If accomplished, this reform in the direction of a free-market economy would dwarf the minor experiment involving five industry sectors which the late Yuri Andropov ordered in the Soviet Union in July of 1983.

Second, Chinese President Li Xiannian told a visiting Romanian delegation that the Communist Party's Central Committee would meet soon to discuss a phasing out of price subsidies on food, housing, transport, utilities, and cloth - all basic items in the average worker's budget. Any such move would be considered an extraordinary step in the communist world.

Hungary has accomplished such a phasing out of subsidies as part of its move to an incentive, supply-demand economy. But the Soviet Union has shied away from it, reportedly because of fear of worker unrest.

To accomplish such an end of basic subsidies, Hungary had to coordinate the disappearance of such staples as ''penny bread'' with wage hikes for lower-income workers. Specialists in the communist economies say that for a society as large as either the USSR or China, the shift to a supply-demand system in such basic areas may take some time.

It will also require strong popular support for the government that attempts it. Deng's government may have won such support because of the success of its liberation of the farm economy from the waste and low productivity of the Stalinist system.

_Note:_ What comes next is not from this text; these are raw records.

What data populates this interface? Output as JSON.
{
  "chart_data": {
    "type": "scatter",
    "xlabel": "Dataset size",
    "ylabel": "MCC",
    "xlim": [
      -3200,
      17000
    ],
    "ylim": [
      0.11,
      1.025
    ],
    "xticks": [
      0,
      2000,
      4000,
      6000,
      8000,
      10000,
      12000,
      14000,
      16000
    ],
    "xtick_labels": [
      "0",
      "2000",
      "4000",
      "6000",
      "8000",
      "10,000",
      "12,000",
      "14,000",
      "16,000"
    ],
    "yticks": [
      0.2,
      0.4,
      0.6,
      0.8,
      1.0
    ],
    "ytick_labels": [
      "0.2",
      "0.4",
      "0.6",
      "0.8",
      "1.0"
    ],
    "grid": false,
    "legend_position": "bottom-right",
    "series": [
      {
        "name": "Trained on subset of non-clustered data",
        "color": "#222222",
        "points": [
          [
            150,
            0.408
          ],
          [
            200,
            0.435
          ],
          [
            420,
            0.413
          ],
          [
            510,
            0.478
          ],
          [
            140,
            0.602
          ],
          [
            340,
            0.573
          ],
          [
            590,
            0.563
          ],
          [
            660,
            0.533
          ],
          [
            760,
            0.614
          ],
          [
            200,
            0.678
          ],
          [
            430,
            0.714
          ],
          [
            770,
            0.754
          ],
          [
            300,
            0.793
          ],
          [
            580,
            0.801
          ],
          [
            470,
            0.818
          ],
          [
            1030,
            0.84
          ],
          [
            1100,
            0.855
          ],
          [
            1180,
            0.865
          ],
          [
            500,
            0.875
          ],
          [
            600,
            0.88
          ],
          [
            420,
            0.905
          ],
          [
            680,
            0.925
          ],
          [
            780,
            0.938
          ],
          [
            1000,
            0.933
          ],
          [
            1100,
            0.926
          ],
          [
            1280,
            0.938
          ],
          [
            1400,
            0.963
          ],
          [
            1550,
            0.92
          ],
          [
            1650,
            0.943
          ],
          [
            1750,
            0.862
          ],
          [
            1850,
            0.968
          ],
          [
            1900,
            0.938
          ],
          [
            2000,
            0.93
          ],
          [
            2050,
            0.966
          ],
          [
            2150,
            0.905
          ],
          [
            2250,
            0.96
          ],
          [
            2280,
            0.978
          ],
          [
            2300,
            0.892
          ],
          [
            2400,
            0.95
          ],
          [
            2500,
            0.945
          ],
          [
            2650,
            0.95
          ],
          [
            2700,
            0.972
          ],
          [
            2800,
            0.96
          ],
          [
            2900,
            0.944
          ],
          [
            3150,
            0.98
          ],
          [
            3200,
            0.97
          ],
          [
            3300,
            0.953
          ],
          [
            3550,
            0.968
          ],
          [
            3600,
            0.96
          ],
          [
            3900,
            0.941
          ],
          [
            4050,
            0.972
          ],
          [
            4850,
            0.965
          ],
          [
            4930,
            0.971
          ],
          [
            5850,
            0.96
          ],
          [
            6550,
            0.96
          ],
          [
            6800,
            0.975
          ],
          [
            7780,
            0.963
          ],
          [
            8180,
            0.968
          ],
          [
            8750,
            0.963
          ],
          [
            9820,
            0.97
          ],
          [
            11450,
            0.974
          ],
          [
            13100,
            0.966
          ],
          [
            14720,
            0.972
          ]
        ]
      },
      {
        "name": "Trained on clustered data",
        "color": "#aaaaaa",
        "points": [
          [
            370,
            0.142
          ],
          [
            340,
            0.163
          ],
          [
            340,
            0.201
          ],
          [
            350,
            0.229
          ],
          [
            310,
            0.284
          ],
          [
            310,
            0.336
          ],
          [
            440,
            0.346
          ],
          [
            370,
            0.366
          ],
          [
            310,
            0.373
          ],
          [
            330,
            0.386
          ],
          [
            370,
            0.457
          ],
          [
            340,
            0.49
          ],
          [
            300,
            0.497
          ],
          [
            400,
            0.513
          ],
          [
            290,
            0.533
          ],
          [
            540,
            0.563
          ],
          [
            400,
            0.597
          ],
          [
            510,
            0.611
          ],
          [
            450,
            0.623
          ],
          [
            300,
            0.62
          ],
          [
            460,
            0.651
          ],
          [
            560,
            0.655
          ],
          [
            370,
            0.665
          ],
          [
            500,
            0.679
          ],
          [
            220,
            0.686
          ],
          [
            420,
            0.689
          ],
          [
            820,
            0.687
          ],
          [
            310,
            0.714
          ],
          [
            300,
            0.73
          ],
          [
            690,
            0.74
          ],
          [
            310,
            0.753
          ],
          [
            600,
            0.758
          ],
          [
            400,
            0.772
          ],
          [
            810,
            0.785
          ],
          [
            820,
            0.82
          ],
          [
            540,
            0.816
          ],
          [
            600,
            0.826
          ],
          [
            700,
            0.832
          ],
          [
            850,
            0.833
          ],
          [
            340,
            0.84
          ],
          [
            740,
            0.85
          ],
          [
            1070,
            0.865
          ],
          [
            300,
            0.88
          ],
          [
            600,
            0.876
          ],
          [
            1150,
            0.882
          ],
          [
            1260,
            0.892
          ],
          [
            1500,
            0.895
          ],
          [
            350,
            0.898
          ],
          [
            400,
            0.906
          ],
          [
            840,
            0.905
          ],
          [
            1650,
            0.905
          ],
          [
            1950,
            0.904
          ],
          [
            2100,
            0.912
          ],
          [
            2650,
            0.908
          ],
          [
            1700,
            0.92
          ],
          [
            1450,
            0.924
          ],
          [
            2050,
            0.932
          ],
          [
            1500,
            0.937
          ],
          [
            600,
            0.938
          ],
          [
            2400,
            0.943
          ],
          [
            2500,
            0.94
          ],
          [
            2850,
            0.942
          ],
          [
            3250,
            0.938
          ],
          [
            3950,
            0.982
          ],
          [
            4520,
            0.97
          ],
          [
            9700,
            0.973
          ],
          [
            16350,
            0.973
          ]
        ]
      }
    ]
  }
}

The third economic move of the week in Peking was concrete and symbolic. After a summit meeting between Deng and West German Chancellor Helmut Kohl, China signed an agreement with Volkswagen to produce its cars in Shanghai. It was the third such Western auto or truck production contract.

After that same meeting, Deng displayed his strategic savvy by urging Kohl and French President Francois Mitterrand to continue their efforts to build a strong, united Europe. Deng indicated that he hoped that would eventually mean Eastern as well as Western Europe.

Peking's method of counterbalancing the power of the USSR has changed noticeably since the two communist giants split a quarter of a century ago. In recent years, Deng has emphasized a strong Europe on Moscow's West flank and a kind of tacit strategic umbrella from the US to allow China to divert more of its budget into economic modernization along Japanese-American-European lines.

Deng's economic modernization success and his emphasis on a strong Europe on Moscow's other flank should strengthen his regime's hand in the next round of Sino-Soviet talks scheduled to begin Oct. 18.